Words have to mean something. That’s what differentiates between 100,000 repetitions of your name and a 100,000 word thesis on a cure for cancer, or a 100,000 word novel. The novel doesn’t have to win a Pulitzer and the person who cures cancer doesn’t necessarily win the Nobel Peace Prize, but their words have weight, have meaning, perhaps even have soul.
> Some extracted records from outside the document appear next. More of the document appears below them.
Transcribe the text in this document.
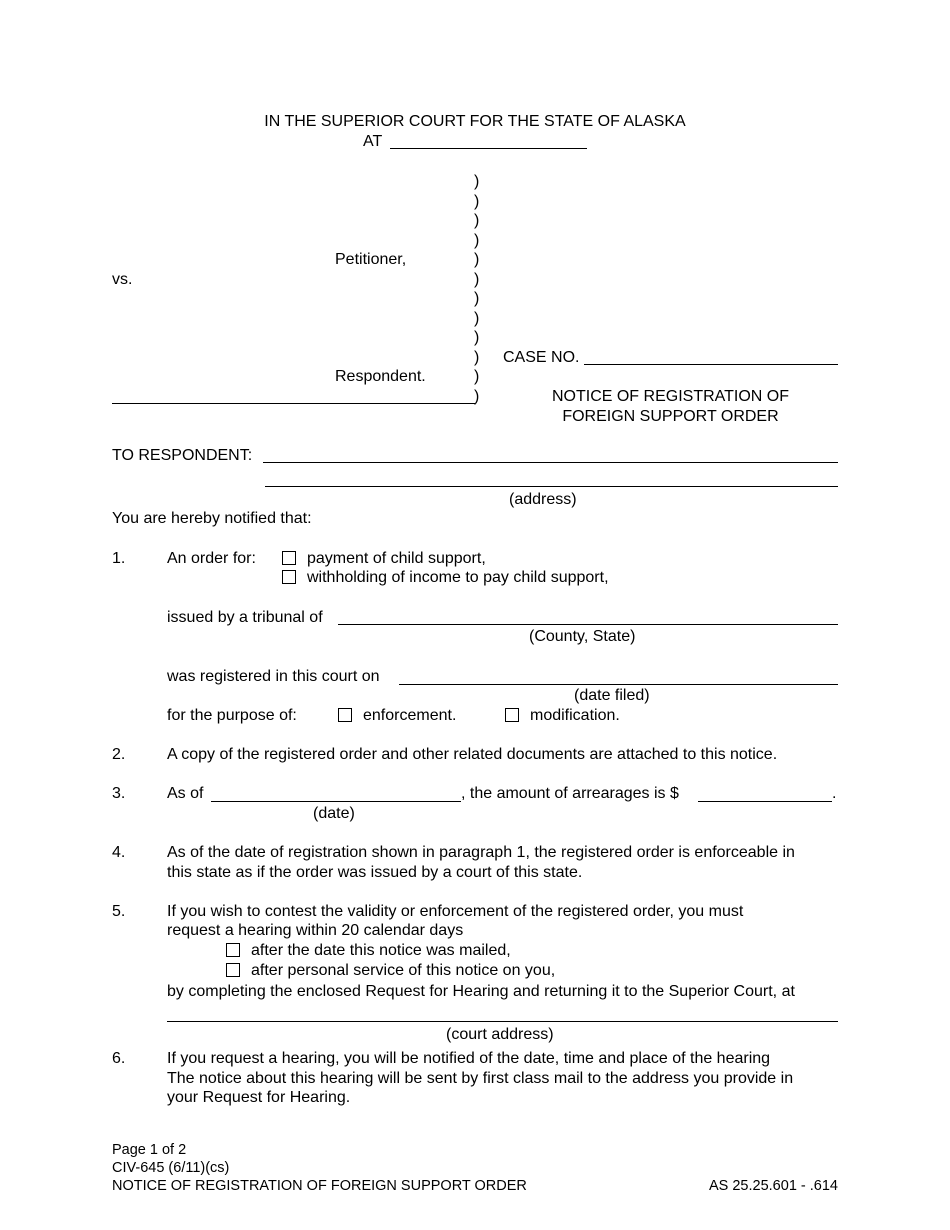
IN THE SUPERIOR COURT FOR THE STATE OF ALASKA
AT
)
)
)
)
)
)
)
)
)
)
)
)
Petitioner,
vs.
Respondent.
CASE NO.
NOTICE OF REGISTRATION OF
FOREIGN SUPPORT ORDER
TO RESPONDENT:
(address)
You are hereby notified that:
1.	An order for:	payment of child support,
withholding of income to pay child support,
issued by a tribunal of
(County, State)
was registered in this court on
(date filed)
for the purpose of:	enforcement.	modification.
2.	A copy of the registered order and other related documents are attached to this notice.
3.	As of	, the amount of arrearages is $	.
(date)
4.	As of the date of registration shown in paragraph 1, the registered order is enforceable in
this state as if the order was issued by a court of this state.
5.	If you wish to contest the validity or enforcement of the registered order, you must
request a hearing within 20 calendar days
after the date this notice was mailed,
after personal service of this notice on you,
by completing the enclosed Request for Hearing and returning it to the Superior Court, at
(court address)
6.	If you request a hearing, you will be notified of the date, time and place of the hearing
The notice about this hearing will be sent by first class mail to the address you provide in
your Request for Hearing.
Page 1 of 2
CIV-645 (6/11)(cs)
NOTICE OF REGISTRATION OF FOREIGN SUPPORT ORDER	AS 25.25.601 - .614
I posted a quote  that is an excerpt from William Faulkner’s Nobel Prize Banquet Speech here. I can’t paraphrase Faulkner’s words without doing them a gross injustice, but to put it in my own weak and feeble words, Faulkner believed that real writing, true writing comes from an examination of the human heart, with all of its pain and pleasure and passion and disappointed dreams. He says that without discovering the importance of the human heart within ourselves, we can never hope to write anything that is truly living, beating, pulsing with life-giving blood. Without heart, we are simply writing–and living–based on the muscles and sinews and arteries that perform their required function.

This quote was first pointed out to me in a creative writing class and has really resonated with me since. It was interesting, therefore, when, after re-reading Faulkner’s speech last night, I came across this post by a fellow blogger Cristian Mihai entitled: You’ve got to sell your heart . His post was inspired by a letter from another well known writer. I thought this post really delved into the heart (pun 100% intended) of what Faulkner was trying to say. You can’t sit down at your computer or your notebook and tap out a perfect, cookie cutter little story or poem (or novel, or song, or proposal, or law brief, or statement of accounts or…). You have to put some of your blood, sweat, and tears into the thing. At this point maybe the law brief/business proposal/accounting letter loses some of the ability to relate—but does it? If you truly love something and are passionate about it, will you be content with just cranking out some mediocre piece of work that took a little brainpower and a little elbow grease, but not much else? Cristian Mihai says to sell your heart, Faulkner says to find fear and in so doing, rediscover the heart. I’m going to take it one step further.

You have to set your heart on fire.

In a song called Hey Hey, My My (Into the Black) and in the notorious words of the late Kurt Cobain: “It’s better to burn out than fade away.” Don’t misunderstand–I’m definitely not idolizing Kurt Cobain or his fate, but he was on to something when he penned these words. I think the phrase “burn out” has more negative connotations than I feel like listing here, but a few would apply to drug users and some to the everyday man–burned out by the relentless drudgery of day to day life.  This is not the kind of “burn” I mean. For something to burn, it first has to be set on fire. Fire is hot, fire is light, fire is dangerous, and fire is a little bit scary. But is it better to live your life in fear of the fire?  Or is it better to let it take hold of you and burn hot and bright until it either ignites further flames or it burns through all of its fuel and leaves behind only ashes? In the words of another famous song writer:

“We call them fools
Who have to dance within the flame
Who chance the sorrow and the shame
That always come with getting burned
But you got to be tough when consumed by desire
‘Cause it’s not enough just to stand outside the fire” – Garth Brooks, 1993.

I think it’s a choice that has to be made, no matter your dreams, desires, career, or lifestyle. At some point, you have to decide: will you “burn out” in a blaze of glory that leaves a mark? Or will you simply fade away, never burned, never scarred, and without ever really living?